As many as 90 percent of new drug compounds fall short in clinical trials. Many of them fail because the compounds are toxic in humans, particularly to the liver and kidneys. Though pharmaceutical companies use cell cultures and animal models to assess toxicity issues before their drugs go to human trials, those approaches have shown mixed success.
This established preclinical workflow is wasteful on many levels. Drug companies expend precious resources on new drug applications that are doomed to failure. Clinical trial participants are often exposed to toxic compounds, and some have paid dearly. Patients hoping for more effective medicines must continue to wait.
In an ideal world, pharma companies would fully understand a drug’s potential toxicities long before it goes to human trials. If the compound is found to have toxicity, medicinal chemists could alter the molecule to mitigate the problem. In other cases, resources could be shifted to drugs that have fewer toxic effects.
To get there, we need to augment the preclinical workflow, leverage new models, and provide better data on drug toxicity with in vitro toxicology testing at the early stages of research and development. Organ-Chips are a promising option.
The Advantages of Organ-Chips
Emulate has developed liver and kidney chips that can provide truer readouts on drug toxicity. These small microfluidic chips, about the size of an AA battery, are designed to better replicate the forces and signals cells encounter in vivo.
Kidney toxicity is a major reason therapeutic compounds fail in human trials. Toxicity often shows up in the renal proximal tubules, which are responsible for filtering the blood. The Emulate human Proximal Tubule Kidney-Chip was created to model this behavior. The chip contains both tubular and vascular endothelium to replicate mechanical and physiological forces in the body, such as cellular signaling and shear stress, and provide a model that will more accurately predict how these cells respond to medicines or other compounds.

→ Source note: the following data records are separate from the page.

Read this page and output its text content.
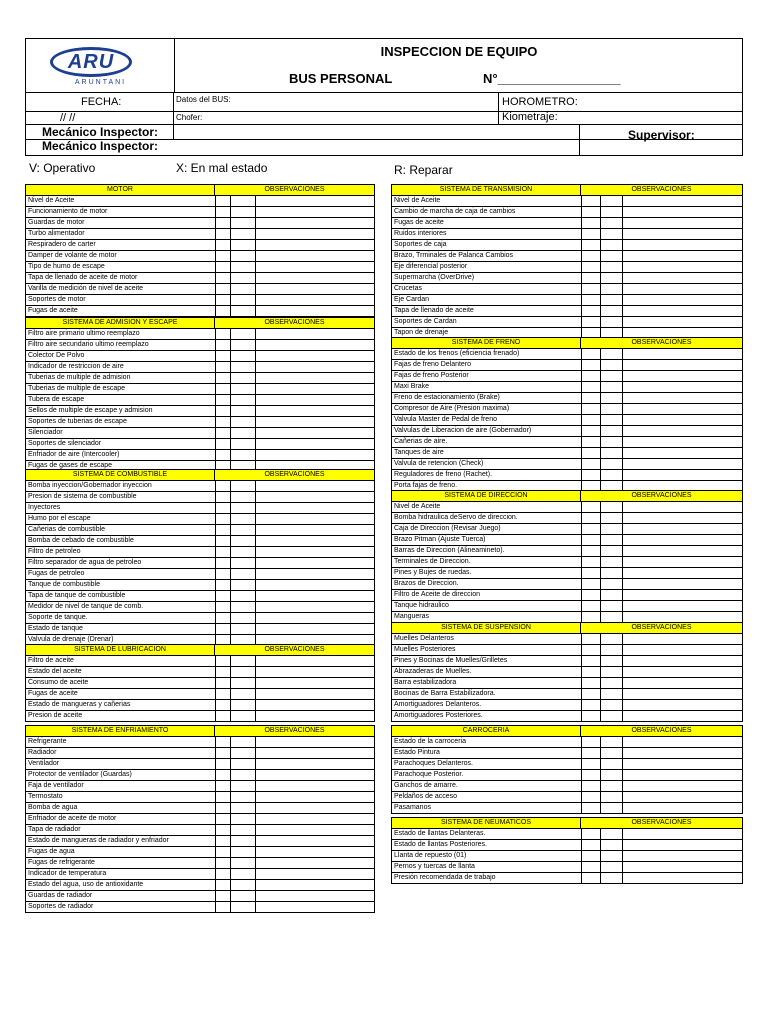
ARU
ARUNTANI
INSPECCION DE EQUIPO
BUS PERSONAL	N°_________________
FECHA:
// //
Datos del BUS:
Chofer:
HOROMETRO:
Kiometraje:
Mecánico Inspector:
Mecánico Inspector:
Supervisor:
V: Operativo	X: En mal estado	R: Reparar
MOTOR	OBSERVACIONES
Nivel de Aceite
Funcionamiento de motor
Guardas de motor
Turbo alimentador
Respiradero de carter
Damper de volante de motor
Tipo de humo de escape
Tapa de llenado de aceite de motor
Varilla de medición de nivel de aceite
Soportes de motor
Fugas de aceite
SISTEMA DE ADMISION Y ESCAPE	OBSERVACIONES
Filtro aire primario ultimo reemplazo
Filtro aire secundario ultimo reemplazo
Colector De Polvo
Indicador de restriccion de aire
Tuberias de multiple de admision
Tuberias de multiple de escape
Tubera de escape
Sellos de multiple de escape y admision
Soportes de tuberias de escape
Silenciador
Soportes de silenciador
Enfriador de aire (Intercooler)
Fugas de gases de escape
SISTEMA DE COMBUSTIBLE	OBSERVACIONES
Bomba inyeccion/Gobernador inyeccion
Presion de sistema de combustible
Inyectores
Humo por el escape
Cañerias de combustible
Bomba de cebado de combustible
Filtro de petroleo
Filtro separador de agua de petroleo
Fugas de petroleo
Tanque de combustible
Tapa de tanque de combustible
Medidor de nivel de tanque de comb.
Soporte de tanque.
Estado de tanque
Valvula de drenaje (Drenar)
SISTEMA DE LUBRICACION	OBSERVACIONES
Filtro de aceite
Estado del aceite
Consumo de aceite
Fugas de aceite
Estado de mangueras y cañerias
Presion de aceite
SISTEMA DE ENFRIAMIENTO	OBSERVACIONES
Refrigerante
Radiador
Ventilador
Protector de ventilador (Guardas)
Faja de ventilador
Termostato
Bomba de agua
Enfriador de aceite de motor
Tapa de radiador
Estado de mangueras de radiador y enfriador
Fugas de agua
Fugas de refrigerante
Indicador de temperatura
Estado del agua, uso de antioxidante
Guardas de radiador
Soportes de radiador
SISTEMA DE TRANSMISION	OBSERVACIONES
Nivel de Aceite
Cambio de marcha de caja de cambios
Fugas de aceite
Ruidos interiores
Soportes de caja
Brazo, Trminales de Palanca Cambios
Eje diferencial posterior
Supermarcha (OverDrive)
Crucetas
Eje Cardan
Tapa de llenado de aceite
Soportes de Cardan
Tapon de drenaje
SISTEMA DE FRENO	OBSERVACIONES
Estado de los frenos (eficiencia frenado)
Fajas de freno Delantero
Fajas de freno Posterior
Maxi Brake
Freno de estacionamiento (Brake)
Compresor de Aire (Presion maxima)
Valvula Master de Pedal de freno
Valvulas de Liberacion de aire (Gobernador)
Cañerias de aire.
Tanques de aire
Valvula de retencion (Check)
Reguladores de freno (Rachet).
Porta fajas de freno.
SISTEMA DE DIRECCION	OBSERVACIONES
Nivel de Aceite
Bomba hidraulica deServo de direccion.
Caja de Direccion (Revisar Juego)
Brazo Pitman (Ajuste Tuerca)
Barras de Direccion (Alineamineto).
Terminales de Direccion.
Pines y Bujes de ruedas.
Brazos de Direccion.
Filtro de Aceite de direccion
Tanque hidraulico
Mangueras
SISTEMA DE SUSPENSION	OBSERVACIONES
Muelles Delanteros
Muelles Posteriores
Pines y Bocinas de Muelles/Grilletes
Abrazaderas de Muelles.
Barra estabilizadora
Bocinas de Barra Estabilizadora.
Amortiguadores Delanteros.
Amortiguadores Posteriores.
CARROCERIA	OBSERVACIONES
Estado de la carroceria
Estado Pintura
Parachoques Delanteros.
Parachoque Posterior.
Ganchos de amarre.
Peldaños de acceso
Pasamanos
SISTEMA DE NEUMATICOS	OBSERVACIONES
Estado de llantas Delanteras.
Estado de llantas Posteriores.
Llanta de repuesto (01)
Pernos y tuercas de llanta
Presión recomendada de trabajo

In addition, because organ-chips are made from a clear polymer, they can be visualized. For example, researchers can easily examine cellular morphology under a microscope.
Emulate recently tested the Kidney-Chip against cisplatin and gentamycin, which are known nephrotoxic agents. The cells in the chip reacted to these toxins much like cells in the body, showing obvious injuries. In addition, by studying gene expression and other factors, Emulate researchers showed the chips reproduced cellular transporters, which play a significant role in toxicity, and other important kidney mechanisms. Ultimately, the study showed the chip offers a physiologically relevant way to assess drug safety.
A Dynamic Preclinical Model
Instead of studying compounds on cell cultures, followed by animal models, followed by human participants, researchers can layer in this new model, which more closely replicates how cells behave in the body. Organ-Chips will not replace cell culture or animal models in the immediate future. Rather, they provide a vehicle to inform preclinical data and ultimately predict a drug’s potential toxicity.
The goal is to catch toxicity much earlier in the process, a refinement that could reduce waste, giving pharma companies better data to decide which compounds move forward into new drug applications and which ones should be reexamined.
Having this extra layer of data could ultimately make clinical trials more efficient, increasing success rates, reducing the dangers to trial participants and accelerating the drug discovery process.